Des programmes de recherche ont été mis en place par l’INSERM dès 2008 : 25 % des cas de grande prématurité sont liés à l’assistance médicale à la procréation et la prévalence des handicaps est supérieure chez les enfants nés de ces modes de procréation par rapport à la conception naturelle. Des psychologues font aussi état de risques par rapport à la psychologie des enfants.
C’est pourquoi, mes chers collègues, je vous demande de voter cet amendement.
Mme la présidente. Quel est l’avis de la commission ?
M. Alain Milon, rapporteur. L’amendement n° 33 rectifié bis aurait pour conséquence de supprimer le consentement des couples à la conservation de leurs embryons. Les effets juridiques de cet amendement sont incertains.
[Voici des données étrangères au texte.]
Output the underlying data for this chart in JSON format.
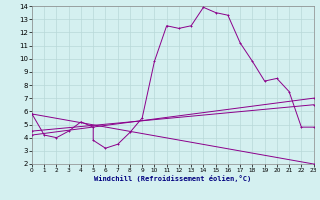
{
  "xlabel": "Windchill (Refroidissement éolien,°C)",
  "bg_color": "#d4f0f0",
  "line_color": "#8b008b",
  "grid_color": "#b8d8d8",
  "series": [
    [
      0,
      5.8
    ],
    [
      1,
      4.2
    ],
    [
      2,
      4.0
    ],
    [
      3,
      4.5
    ],
    [
      4,
      5.2
    ],
    [
      5,
      4.8
    ],
    [
      5,
      3.8
    ],
    [
      6,
      3.2
    ],
    [
      7,
      3.5
    ],
    [
      8,
      4.4
    ],
    [
      9,
      5.5
    ],
    [
      10,
      9.8
    ],
    [
      11,
      12.5
    ],
    [
      12,
      12.3
    ],
    [
      13,
      12.5
    ],
    [
      14,
      13.9
    ],
    [
      15,
      13.5
    ],
    [
      16,
      13.3
    ],
    [
      17,
      11.2
    ],
    [
      18,
      9.8
    ],
    [
      19,
      8.3
    ],
    [
      20,
      8.5
    ],
    [
      21,
      7.5
    ],
    [
      22,
      4.8
    ],
    [
      23,
      4.8
    ]
  ],
  "line2": [
    [
      0,
      5.8
    ],
    [
      23,
      2.0
    ]
  ],
  "line3": [
    [
      0,
      4.5
    ],
    [
      23,
      6.5
    ]
  ],
  "line4": [
    [
      0,
      4.2
    ],
    [
      23,
      7.0
    ]
  ],
  "ylim": [
    2,
    14
  ],
  "xlim": [
    0,
    23
  ],
  "yticks": [
    2,
    3,
    4,
    5,
    6,
    7,
    8,
    9,
    10,
    11,
    12,
    13,
    14
  ],
  "xticks": [
    0,
    1,
    2,
    3,
    4,
    5,
    6,
    7,
    8,
    9,
    10,
    11,
    12,
    13,
    14,
    15,
    16,
    17,
    18,
    19,
    20,
    21,
    22,
    23
  ],
  "xlabel_color": "#000080",
  "xlabel_fontsize": 5.0,
  "ytick_fontsize": 5.0,
  "xtick_fontsize": 4.2
}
Sur le fond, il tend à supprimer la possibilité de conserver ces embryons, ce qui n’est pas conforme à l’état de la science.
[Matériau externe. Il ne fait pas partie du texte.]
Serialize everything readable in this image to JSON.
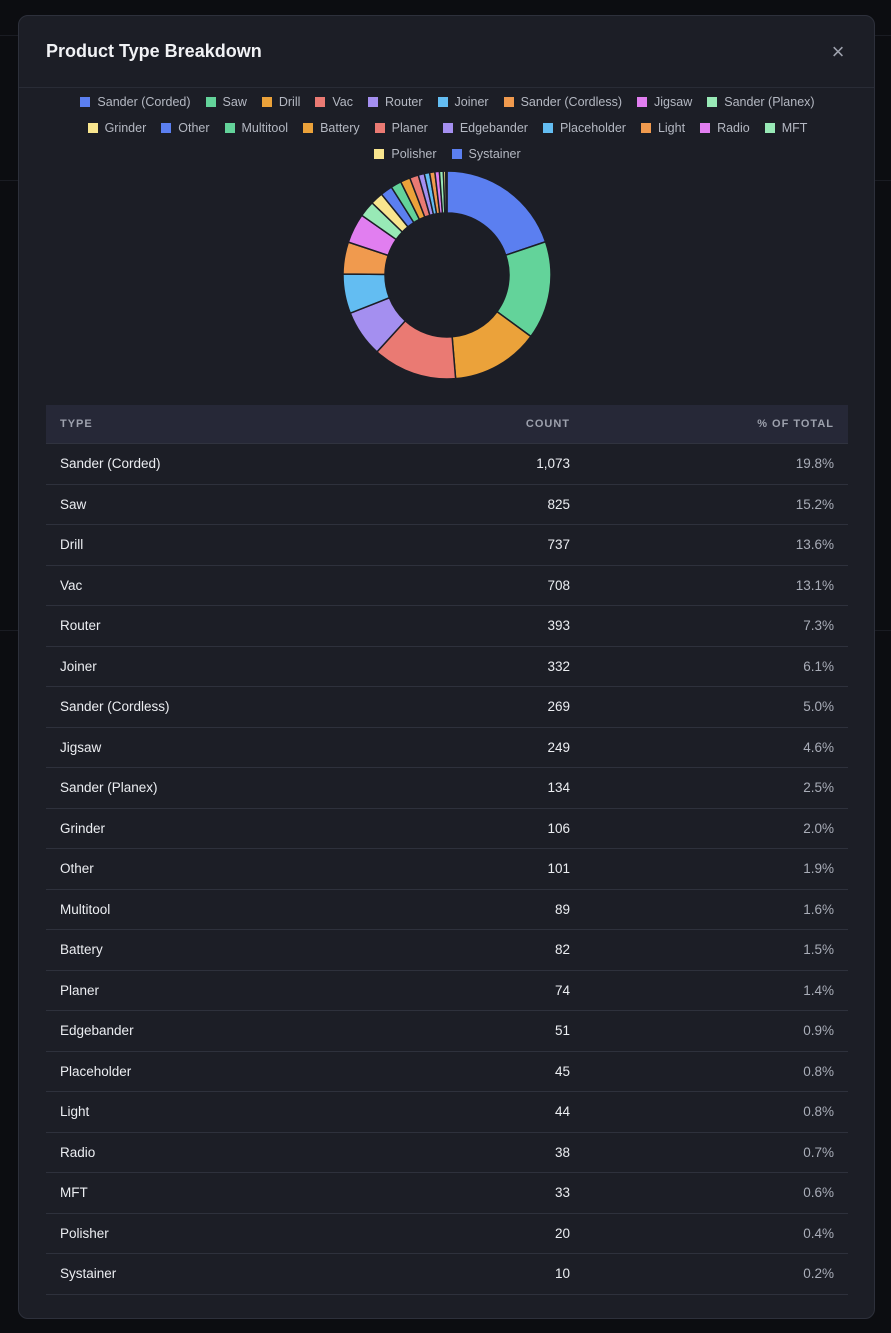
{
  "modal": {
    "title": "Product Type Breakdown",
    "close_label": "×"
  },
  "table": {
    "headers": [
      "TYPE",
      "COUNT",
      "% OF TOTAL"
    ]
  },
  "chart_data": {
    "type": "pie",
    "variant": "donut",
    "legend_position": "top",
    "categories": [
      "Sander (Corded)",
      "Saw",
      "Drill",
      "Vac",
      "Router",
      "Joiner",
      "Sander (Cordless)",
      "Jigsaw",
      "Sander (Planex)",
      "Grinder",
      "Other",
      "Multitool",
      "Battery",
      "Planer",
      "Edgebander",
      "Placeholder",
      "Light",
      "Radio",
      "MFT",
      "Polisher",
      "Systainer"
    ],
    "values": [
      1073,
      825,
      737,
      708,
      393,
      332,
      269,
      249,
      134,
      106,
      101,
      89,
      82,
      74,
      51,
      45,
      44,
      38,
      33,
      20,
      10
    ],
    "counts_display": [
      "1,073",
      "825",
      "737",
      "708",
      "393",
      "332",
      "269",
      "249",
      "134",
      "106",
      "101",
      "89",
      "82",
      "74",
      "51",
      "45",
      "44",
      "38",
      "33",
      "20",
      "10"
    ],
    "percents": [
      "19.8%",
      "15.2%",
      "13.6%",
      "13.1%",
      "7.3%",
      "6.1%",
      "5.0%",
      "4.6%",
      "2.5%",
      "2.0%",
      "1.9%",
      "1.6%",
      "1.5%",
      "1.4%",
      "0.9%",
      "0.8%",
      "0.8%",
      "0.7%",
      "0.6%",
      "0.4%",
      "0.2%"
    ],
    "colors": [
      "#5b7ff0",
      "#63d39a",
      "#eba23a",
      "#ea7a73",
      "#a48ff0",
      "#63bdf2",
      "#f09a4e",
      "#e17ef0",
      "#98e9b6",
      "#f8e58e",
      "#5b7ff0",
      "#63d39a",
      "#eba23a",
      "#ea7a73",
      "#a48ff0",
      "#63bdf2",
      "#f09a4e",
      "#e17ef0",
      "#98e9b6",
      "#f8e58e",
      "#5b7ff0"
    ]
  }
}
La commission émet un avis défavorable.
L’amendement n° 41 rectifié quater vise à mettre fin à la conservation de tous les embryons un an après la promulgation de la loi.
La commission émet un avis défavorable.
La commission est également défavorable à l’amendement n° 142 rectifié présenté par Mme Payet. L’évolution des pratiques d’assistance médicale à la procréation doit relever des connaissances médicales. Il n’appartient pas à la loi de trancher unilatéralement.
Mme la présidente. Quel est l’avis du Gouvernement ?
M. Xavier Bertrand, ministre. Le Gouvernement est défavorable à ces trois amendements.
Je suis persuadé que l’amendement n° 41 rectifié quater aboutirait, au final, à la suppression de toute conservation d’embryons dans le cadre de la fécondation in vitro. Je ne veux pas l’accepter, et je l’assume.
En ce qui concerne l’amendement n° 142 rectifié, j’y suis défavorable, madame Payet, car avec l’article 22 du projet de loi nous prévoyons déjà de limiter le nombre d’ovocytes.
Mme la présidente. Je mets aux voix l'amendement n° 33 rectifié bis.
(L'amendement n'est pas adopté.)
Mme la présidente. Je mets aux voix l'amendement n° 41 rectifié quater.
(L'amendement n'est pas adopté.)
Mme la présidente. Je mets aux voix l'article 20 ter.
(Après une épreuve à main levée déclarée douteuse par le bureau, le Sénat, par assis et levé, adopte l’article 20 ter.)
Mme la présidente. La parole est à M. le rapporteur.
M. Alain Milon, rapporteur. Au nom de Mme la présidente de la commission des affaires sociales, je sollicite une courte suspension de séance, pour réunir la commission, madame la présidente.
Mme la présidente. Le Sénat va accéder à votre demande, monsieur le rapporteur.
La séance est suspendue.
(La séance, suspendue à dix-huit heures dix, est reprise à dix-huit heures trente.)
Mme la présidente. La séance est reprise.
Dans la discussion des articles, nous en sommes parvenus à l’article 21.